What To Do Right Now
- Audit your demo time today: Log every demo you run this week. Track prep time, delivery time, follow-up time. You're measuring what goes away. This baseline matters for the pivot.
- Ask your leadership explicitly: "What's our go-to-market for the next 12 months?" Are demos completely gone or are they reserved for $50K+ ACV deals (Stripe, Datadog, Snowflake model)? The answer determines whether you're shifting roles or being phased out.
- Become the async-demo auditor: When Navattic tours, Walnut flows, or Loom videos ship, test them like a prospect would. Document bugs, gaps, and moments where the tour fails to answer "How does this solve my problem?" Become the person who owns the quality of the thing that replaced you.
- Expand your account coverage immediately: Don't wait for leadership to ask. If you have 40 accounts and demo time just freed up 2-3 hours per day, pick 20 net-new accounts and start outreach. You're proving the coverage-expansion math. Quota goes up or headcount goes down. You want the former.
- Learn the post-demo play: Once a prospect watches a Navattic tour or tries the sandbox, your job isn't to repeat the demo—it's to answer "What did you see that matters to you?" and solve for their use case. Practice consultative selling without the demo crutch. Sales Hacker and Pavilion have frameworks for this.
- Master the sales stack that replaced demos: Navattic, Walnut, Loom, Demostack, Consensus—know these tools the way you knew your old demo environment. If you can't navigate the tour or explain why it's better than a live demo, you've lost credibility.

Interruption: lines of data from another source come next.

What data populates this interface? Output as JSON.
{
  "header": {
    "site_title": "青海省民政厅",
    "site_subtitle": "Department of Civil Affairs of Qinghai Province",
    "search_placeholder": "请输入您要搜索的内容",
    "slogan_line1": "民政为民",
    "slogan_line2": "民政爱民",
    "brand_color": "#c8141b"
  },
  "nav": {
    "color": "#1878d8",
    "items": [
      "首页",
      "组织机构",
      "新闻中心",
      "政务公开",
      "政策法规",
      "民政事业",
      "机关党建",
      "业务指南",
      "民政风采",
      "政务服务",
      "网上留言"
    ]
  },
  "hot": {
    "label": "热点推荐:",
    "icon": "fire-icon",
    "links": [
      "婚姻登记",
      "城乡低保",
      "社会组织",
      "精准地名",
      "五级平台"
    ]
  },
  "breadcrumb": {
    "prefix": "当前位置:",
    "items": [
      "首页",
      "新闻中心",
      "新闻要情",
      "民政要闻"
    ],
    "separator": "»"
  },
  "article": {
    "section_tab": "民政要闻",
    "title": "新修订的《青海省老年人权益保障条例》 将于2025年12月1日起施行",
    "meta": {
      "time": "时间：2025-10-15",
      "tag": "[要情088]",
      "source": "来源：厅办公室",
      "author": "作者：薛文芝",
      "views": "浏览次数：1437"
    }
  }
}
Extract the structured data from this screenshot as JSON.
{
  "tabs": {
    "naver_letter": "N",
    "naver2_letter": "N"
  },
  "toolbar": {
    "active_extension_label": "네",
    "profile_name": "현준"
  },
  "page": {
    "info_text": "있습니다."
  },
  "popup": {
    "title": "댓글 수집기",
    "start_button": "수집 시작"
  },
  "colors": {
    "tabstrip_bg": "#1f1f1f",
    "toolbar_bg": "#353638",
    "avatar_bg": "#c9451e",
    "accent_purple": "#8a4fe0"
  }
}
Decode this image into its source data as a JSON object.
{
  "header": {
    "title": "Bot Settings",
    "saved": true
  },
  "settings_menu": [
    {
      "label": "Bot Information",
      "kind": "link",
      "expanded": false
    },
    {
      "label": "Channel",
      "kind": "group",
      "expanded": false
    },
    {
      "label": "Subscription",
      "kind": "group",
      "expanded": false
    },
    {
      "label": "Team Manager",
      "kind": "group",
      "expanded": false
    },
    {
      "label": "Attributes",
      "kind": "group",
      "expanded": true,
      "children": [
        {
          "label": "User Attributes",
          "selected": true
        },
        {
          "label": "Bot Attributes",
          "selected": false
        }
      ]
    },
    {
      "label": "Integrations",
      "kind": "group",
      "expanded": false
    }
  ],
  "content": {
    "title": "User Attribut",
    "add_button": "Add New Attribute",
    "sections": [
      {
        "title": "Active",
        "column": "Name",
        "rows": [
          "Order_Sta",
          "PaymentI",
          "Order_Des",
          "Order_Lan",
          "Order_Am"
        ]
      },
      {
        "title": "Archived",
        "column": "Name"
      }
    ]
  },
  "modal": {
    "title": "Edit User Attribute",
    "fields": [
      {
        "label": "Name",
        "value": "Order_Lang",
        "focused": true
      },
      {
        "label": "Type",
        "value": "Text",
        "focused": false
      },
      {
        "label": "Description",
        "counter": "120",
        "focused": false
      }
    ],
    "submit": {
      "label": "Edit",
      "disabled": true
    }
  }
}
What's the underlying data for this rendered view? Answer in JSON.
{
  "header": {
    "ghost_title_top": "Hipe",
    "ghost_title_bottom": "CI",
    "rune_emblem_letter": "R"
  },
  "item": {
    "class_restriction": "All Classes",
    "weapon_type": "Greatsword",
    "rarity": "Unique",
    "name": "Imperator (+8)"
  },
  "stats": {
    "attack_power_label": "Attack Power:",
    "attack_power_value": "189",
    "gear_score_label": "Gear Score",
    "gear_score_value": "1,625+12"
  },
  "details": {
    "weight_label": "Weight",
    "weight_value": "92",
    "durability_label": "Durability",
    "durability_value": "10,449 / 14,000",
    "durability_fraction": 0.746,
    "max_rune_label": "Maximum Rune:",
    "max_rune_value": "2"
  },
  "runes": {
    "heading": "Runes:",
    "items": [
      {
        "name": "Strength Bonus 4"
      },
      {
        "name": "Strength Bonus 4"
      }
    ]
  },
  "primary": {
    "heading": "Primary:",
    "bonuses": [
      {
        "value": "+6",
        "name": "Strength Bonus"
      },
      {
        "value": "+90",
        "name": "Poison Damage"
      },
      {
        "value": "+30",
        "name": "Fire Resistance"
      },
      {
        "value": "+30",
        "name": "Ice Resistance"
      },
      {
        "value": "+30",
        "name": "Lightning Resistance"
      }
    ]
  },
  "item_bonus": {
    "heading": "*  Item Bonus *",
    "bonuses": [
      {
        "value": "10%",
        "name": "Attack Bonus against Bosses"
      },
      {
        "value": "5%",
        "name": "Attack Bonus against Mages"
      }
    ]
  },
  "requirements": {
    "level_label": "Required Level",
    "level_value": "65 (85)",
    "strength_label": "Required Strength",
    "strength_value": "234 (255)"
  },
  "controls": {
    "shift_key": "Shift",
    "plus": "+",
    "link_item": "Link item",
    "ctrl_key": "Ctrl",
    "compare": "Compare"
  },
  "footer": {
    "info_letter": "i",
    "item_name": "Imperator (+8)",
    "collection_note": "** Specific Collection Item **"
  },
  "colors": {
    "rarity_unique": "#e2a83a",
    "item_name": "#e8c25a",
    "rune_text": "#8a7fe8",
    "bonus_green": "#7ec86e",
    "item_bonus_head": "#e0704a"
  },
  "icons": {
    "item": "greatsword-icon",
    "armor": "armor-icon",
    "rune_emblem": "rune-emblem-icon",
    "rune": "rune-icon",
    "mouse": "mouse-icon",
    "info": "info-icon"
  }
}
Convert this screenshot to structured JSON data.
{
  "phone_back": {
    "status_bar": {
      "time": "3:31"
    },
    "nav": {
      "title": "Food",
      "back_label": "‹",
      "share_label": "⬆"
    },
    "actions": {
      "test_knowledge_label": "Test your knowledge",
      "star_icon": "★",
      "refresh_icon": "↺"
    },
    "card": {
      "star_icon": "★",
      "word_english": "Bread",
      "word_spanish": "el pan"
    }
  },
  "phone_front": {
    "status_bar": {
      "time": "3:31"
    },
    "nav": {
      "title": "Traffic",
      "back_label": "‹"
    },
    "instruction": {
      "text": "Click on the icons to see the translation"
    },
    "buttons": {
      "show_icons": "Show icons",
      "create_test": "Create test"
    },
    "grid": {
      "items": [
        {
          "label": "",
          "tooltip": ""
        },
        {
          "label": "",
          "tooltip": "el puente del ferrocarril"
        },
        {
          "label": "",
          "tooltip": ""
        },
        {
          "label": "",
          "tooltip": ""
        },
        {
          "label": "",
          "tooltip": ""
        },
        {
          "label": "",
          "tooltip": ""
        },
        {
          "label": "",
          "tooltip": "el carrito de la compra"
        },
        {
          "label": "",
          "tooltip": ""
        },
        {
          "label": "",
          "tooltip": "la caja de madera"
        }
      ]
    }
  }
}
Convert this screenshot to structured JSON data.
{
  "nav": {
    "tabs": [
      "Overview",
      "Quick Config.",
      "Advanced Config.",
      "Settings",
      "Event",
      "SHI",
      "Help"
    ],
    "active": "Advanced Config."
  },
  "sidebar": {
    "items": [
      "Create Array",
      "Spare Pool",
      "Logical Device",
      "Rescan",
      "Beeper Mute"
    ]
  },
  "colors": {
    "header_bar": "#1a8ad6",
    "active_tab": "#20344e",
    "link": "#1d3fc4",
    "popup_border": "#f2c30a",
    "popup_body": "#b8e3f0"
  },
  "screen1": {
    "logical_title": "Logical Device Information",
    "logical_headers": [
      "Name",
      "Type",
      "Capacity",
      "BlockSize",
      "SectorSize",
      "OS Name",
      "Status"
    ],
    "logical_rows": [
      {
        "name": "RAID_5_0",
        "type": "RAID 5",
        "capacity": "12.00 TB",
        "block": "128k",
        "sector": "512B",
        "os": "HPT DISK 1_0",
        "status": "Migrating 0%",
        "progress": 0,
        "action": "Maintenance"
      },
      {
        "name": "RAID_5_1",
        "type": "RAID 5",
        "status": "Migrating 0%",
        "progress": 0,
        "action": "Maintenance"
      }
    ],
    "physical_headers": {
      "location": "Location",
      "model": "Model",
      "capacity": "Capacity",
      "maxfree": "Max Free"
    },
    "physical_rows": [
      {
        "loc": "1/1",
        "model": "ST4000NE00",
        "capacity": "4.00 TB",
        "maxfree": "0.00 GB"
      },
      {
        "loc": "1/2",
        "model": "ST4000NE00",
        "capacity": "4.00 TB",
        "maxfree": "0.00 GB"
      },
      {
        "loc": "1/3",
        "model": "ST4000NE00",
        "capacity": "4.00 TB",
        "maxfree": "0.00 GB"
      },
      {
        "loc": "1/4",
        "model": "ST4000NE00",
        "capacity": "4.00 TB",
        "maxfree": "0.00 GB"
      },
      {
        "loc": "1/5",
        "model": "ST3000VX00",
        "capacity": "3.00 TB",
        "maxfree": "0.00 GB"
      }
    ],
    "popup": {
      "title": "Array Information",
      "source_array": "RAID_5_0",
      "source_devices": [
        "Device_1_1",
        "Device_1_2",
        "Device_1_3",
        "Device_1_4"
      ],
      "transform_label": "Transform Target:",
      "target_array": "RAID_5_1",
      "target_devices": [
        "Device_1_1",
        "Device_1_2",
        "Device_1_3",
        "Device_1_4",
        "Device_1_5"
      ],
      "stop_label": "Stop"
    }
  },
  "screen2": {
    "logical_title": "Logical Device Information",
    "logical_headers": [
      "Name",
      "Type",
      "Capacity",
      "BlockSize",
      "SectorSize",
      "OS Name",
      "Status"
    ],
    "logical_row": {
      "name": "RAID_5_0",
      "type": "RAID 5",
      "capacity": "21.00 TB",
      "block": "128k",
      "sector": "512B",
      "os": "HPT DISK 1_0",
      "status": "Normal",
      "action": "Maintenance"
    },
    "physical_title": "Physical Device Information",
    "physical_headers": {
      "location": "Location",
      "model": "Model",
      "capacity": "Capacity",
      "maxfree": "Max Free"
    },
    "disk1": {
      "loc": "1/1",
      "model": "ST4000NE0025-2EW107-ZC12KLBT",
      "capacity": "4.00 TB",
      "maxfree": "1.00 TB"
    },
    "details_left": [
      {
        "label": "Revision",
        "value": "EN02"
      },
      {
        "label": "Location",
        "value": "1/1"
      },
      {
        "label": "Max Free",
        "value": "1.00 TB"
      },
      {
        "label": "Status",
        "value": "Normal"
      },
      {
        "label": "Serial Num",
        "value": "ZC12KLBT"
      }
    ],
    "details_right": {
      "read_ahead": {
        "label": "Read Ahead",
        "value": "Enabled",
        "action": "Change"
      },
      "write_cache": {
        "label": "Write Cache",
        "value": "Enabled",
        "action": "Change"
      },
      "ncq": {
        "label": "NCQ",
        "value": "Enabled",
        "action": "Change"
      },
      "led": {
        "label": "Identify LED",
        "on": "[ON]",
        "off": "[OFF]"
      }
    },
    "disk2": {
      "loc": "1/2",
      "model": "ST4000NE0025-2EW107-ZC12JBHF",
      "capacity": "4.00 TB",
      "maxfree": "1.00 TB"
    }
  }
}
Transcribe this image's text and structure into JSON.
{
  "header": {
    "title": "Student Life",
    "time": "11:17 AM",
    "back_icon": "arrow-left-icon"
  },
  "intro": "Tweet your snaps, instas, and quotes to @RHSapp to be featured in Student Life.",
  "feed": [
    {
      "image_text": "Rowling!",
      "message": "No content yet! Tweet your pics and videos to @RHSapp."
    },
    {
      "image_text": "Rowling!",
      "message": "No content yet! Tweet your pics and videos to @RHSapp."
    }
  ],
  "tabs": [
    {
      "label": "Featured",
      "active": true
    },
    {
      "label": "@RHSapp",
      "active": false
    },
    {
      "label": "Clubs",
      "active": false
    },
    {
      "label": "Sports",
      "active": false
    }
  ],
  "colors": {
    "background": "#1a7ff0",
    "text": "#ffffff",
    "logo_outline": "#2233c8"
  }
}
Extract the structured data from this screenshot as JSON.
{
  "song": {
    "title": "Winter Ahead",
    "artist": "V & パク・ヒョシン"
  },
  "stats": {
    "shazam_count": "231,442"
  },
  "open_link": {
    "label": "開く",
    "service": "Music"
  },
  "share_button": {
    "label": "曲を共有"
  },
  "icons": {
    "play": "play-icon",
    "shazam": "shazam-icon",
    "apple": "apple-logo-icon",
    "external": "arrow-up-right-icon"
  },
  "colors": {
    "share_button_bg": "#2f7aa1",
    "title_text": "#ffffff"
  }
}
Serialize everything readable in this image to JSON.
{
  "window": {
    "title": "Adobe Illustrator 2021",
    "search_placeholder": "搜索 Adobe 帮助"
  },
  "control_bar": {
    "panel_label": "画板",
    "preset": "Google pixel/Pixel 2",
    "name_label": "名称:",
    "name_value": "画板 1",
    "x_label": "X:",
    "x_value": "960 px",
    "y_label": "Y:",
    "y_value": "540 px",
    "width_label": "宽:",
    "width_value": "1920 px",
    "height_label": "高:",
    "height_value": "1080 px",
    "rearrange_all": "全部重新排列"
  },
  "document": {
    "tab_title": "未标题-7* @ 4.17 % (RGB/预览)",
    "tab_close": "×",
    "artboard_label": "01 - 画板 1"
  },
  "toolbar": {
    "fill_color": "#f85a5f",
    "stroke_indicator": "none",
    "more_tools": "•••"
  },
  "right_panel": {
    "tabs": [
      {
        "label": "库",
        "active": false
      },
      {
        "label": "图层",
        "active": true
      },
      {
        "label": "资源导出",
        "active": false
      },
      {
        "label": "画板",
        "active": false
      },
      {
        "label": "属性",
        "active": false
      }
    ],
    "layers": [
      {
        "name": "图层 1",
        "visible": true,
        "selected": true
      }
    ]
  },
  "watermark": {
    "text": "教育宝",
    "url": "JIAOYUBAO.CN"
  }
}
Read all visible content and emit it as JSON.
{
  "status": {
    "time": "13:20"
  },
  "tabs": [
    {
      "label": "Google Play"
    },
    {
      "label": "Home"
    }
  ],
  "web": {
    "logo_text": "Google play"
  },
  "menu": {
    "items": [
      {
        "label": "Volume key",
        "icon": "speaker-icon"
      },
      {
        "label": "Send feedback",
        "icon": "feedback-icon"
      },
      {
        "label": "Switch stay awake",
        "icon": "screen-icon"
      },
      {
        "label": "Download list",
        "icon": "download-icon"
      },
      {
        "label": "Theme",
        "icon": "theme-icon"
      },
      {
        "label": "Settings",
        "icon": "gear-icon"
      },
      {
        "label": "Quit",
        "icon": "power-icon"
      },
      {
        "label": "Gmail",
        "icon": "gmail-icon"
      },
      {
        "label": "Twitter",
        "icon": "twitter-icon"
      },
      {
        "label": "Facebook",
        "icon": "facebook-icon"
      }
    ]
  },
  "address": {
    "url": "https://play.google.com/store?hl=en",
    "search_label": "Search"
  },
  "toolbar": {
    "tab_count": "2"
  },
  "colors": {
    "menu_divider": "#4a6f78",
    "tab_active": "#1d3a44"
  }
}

- Watch the SE job market: If SEs are getting laid off or moved to support at your company or competitors, that's early warning that your company is shrinking the go-to-market org. Start building your next play now, not when the RIF hits.
- Get ahead on email and async communication: Your reps who win without demos are the ones who can tell a compelling story in an email, a Loom, or a deck. Invest in becoming the person who closes deals via async motion. This skill is non-commoditized right now.
| Your Role | What Happens | Skills To Learn | Risk | Counter-Move |
|---|---|---|---|---|
| AE | 2-3 hrs/day freed, coverage expands 30-40% | Async storytelling, consultative discovery without demos, Navattic/Walnut navigation | Quota rises 20-30% but reps can't expand fast enough—you become the bottleneck | Expand account list NOW; prove you can work async before org forces you to |
| SE | Demo delivery job disappears | Post-sale technical enablement, architecture, integration guides, customer education content | Role redefinition or exit within 18 months if not already planned | Pivot to solutions architecture or customer success now—don't wait for the reorg |
| Sales Manager | AE coverage expands, quota allocation changes | Account assignment math, async pipeline management, new KPIs (Loom opens, sandbox trials, async-to-close time) | Coaching frameworks built for demo-heavy orgs don't work—reps need different feedback | Rebuild 1-on-1s around async motion; measure email cadence, tour abandonment, sandbox friction |
| Company headcount | Demo-less announced, 12-18mo lag to shrinkage | Org design for async, hiring freeze signals | Delayed firings hit 12-18 months in; hard to see it coming | Monitor hiring velocity now; if hiring paused or slowed, you're in a shrink cycle |
Bottom Line
Your worry is justified. Demo-less is structural: Linear, Notion, Loom, Vercel all did it. The AE time you recover (2-3 hours/day) will either expand your coverage or shrink your headcount—those are the only two outcomes. The role that survives is the one that masters async discovery, can audit Navattic tours like a customer, and expands account coverage before leadership asks. The role that dies is the one that spent 15 years perfecting a live demo and expects that to matter forever. Start now.